There are few topics which raise my sceptical hackles as much as somebody attributing a supernatural explanation to something which has a more plausible natural explanation. When I read this article today on news24.com in which a man was interviewed on local radio about his repeated nite-time rape by a tokolosh I knew that there must be a simpler answer.
For my readers who are not familiar with the tokolosh, it is a mythological creature, belief in which is widely accepted by the Zulu and Xhosa segments of the South African population. The tokoloshe is believed to be an evil spirit which is created by a shaman to harm his enemies. Many people puts bricks under their beds to protect them from the tokoloshe which may be hiding under their beds to attack them, and rape the women, at night.
The idea of a demonic creature raping women at night is not limited to the tokolosh. The incubus is a male demon who allegedly rapes women in their sleep and can trace his lineage back to ancient Mesopotamia and the Epic of Gilgamesh in which the hero’s father is said to be an incubus known as Lilu. Incubi appear in various forms from the alp of German folklore to the Boto of the Amazon Basin. In Christian mythology Satan often takes the form of a demon and copulates with women, the offspring of such unions are supposedly witches and sorcerers.
The many faces of the incubus make for interesting reading, but as a sceptic and an athiest I find it hard, impossible actually, to accept that mythical demons are actually raping people. What could be a more rational explanation for the experiences described by Radio OFM’s interviewee? Unfortunately, a transcript of the interview is not readily available on the internet (as far as I can see), so I will have to use the information provided by the news24 article. We are told that the interviewee was raped nightly by a demon, and then a caller identified as R. Thirtle provides us with the following opinions;
“It is a fact that the Spirit Incubus rapes people in the evenings,” Thirtle said.
“And it is particularly common among the black people… who follow the traditional religion of ancestor worship. But more general among black women, who are raped by the tokolosh in the evenings.
“It is not a story, it is a fact, there are thousands of witnesses to verify it. It is a very traumatic experience to be raped in the dark by a heavy thing sitting on your legs, over which you have no control.
“And to know that it is a demon that is doing it, is even worse.”
Let us address Thirtle’s claims; firstly he states that it is a FACT that incubi rape people in the evenings. Where there are facts, there is evidence. The only evidence which Thirtle can offer is the testimony of “thousands of witnesses”. I know that I may start to sound like a stuck record, but anecdotal evidence is very weak evidence indeed. His point that tokoloshe rape is a social phenomenon causes alarms and red flags in my brain. Which other social phenomenon shares the properties of incubi? It happens at night, victims feel powerless, afraid, are subjected to examination of the reproductive organs and sometimes raped and impregnated?

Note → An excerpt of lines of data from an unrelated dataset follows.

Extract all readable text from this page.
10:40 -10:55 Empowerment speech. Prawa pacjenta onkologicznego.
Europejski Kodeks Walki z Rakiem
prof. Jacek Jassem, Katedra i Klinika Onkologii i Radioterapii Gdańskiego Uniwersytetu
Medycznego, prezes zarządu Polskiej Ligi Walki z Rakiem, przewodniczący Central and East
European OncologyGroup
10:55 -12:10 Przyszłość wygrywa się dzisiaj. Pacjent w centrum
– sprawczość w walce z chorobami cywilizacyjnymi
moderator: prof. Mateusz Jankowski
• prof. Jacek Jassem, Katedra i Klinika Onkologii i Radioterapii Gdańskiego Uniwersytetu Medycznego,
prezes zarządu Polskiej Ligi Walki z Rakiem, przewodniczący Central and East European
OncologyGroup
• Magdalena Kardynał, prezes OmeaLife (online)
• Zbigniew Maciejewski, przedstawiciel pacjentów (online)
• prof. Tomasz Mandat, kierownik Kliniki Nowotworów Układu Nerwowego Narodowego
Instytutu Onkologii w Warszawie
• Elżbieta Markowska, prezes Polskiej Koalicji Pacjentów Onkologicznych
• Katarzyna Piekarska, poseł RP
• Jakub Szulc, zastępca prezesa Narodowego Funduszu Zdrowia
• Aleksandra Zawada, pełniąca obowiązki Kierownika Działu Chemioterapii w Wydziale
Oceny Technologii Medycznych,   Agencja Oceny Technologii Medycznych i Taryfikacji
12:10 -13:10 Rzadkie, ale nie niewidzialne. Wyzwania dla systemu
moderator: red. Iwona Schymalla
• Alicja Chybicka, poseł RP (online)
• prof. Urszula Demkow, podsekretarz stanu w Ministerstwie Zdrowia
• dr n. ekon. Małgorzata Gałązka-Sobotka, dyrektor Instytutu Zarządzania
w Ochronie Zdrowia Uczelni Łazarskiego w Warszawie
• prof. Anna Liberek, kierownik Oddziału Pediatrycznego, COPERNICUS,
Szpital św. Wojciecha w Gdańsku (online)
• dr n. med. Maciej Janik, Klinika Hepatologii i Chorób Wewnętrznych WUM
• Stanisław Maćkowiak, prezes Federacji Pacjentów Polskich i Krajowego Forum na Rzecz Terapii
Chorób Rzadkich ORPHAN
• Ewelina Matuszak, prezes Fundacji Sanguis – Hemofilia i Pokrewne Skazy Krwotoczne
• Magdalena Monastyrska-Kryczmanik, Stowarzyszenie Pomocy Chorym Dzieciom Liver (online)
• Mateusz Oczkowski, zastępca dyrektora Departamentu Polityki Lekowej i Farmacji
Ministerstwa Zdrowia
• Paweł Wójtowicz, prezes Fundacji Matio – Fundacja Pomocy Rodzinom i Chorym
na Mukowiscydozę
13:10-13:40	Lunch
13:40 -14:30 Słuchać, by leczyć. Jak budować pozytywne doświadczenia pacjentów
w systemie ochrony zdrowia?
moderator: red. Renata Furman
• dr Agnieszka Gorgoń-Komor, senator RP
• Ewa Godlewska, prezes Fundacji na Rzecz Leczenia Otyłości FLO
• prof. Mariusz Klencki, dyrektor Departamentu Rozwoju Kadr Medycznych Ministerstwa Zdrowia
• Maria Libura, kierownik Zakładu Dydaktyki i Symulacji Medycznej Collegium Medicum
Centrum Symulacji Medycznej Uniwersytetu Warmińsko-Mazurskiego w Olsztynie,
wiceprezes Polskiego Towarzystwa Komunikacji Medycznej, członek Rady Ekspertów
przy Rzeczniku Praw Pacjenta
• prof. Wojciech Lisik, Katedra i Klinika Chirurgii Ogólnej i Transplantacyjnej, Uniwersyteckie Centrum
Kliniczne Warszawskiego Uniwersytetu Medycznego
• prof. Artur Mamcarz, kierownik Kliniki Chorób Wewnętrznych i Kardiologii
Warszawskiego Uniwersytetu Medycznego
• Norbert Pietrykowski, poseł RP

You guessed it! Alien abduction. In 1961 Betty and Barney Hill provide us with the first popular account of an alien abduction and the narrative has become a widespread and varied tale which is ertold by thousands of abductees. There is no reliable evidence and as a result there are two distinct camps in the alien abduction world; those who believe and those who don’t. The prevailing academic explanations for abduction are that it is either a folk myth or the result of vivid dreams experienced during sleep paralysis. For an insight into how frightening and disturbing the dreams of someone who experiences sleep paralysis can be please read Michael Meadon‘s account of his own encounter with hypnopompia (sleep paralysis experienced on waking).
As a famous sceptic once said; “Extraordinary claims require extraordinary evidence” (Carl Sagan – incase you don’t know). The claim that people are being raped by demons, or abducted by aliens for that matter, is extraordinary to the eleventy billionth power. As responsible, reasonable people we have to demand equally extraordinary evidence which supports the claim. Failing this we have to weild Occams razor and produce a few more reasonable explanations for the experiences, such as sleep paralysis, as an explanation for otherwise “inexplicable” pregnancies out of wedlock, as a defence provided by mortal rapists, or by a victim being assaulted by someone he / she trusts who finds it “easier” to blame a mythical demon then the person responsible.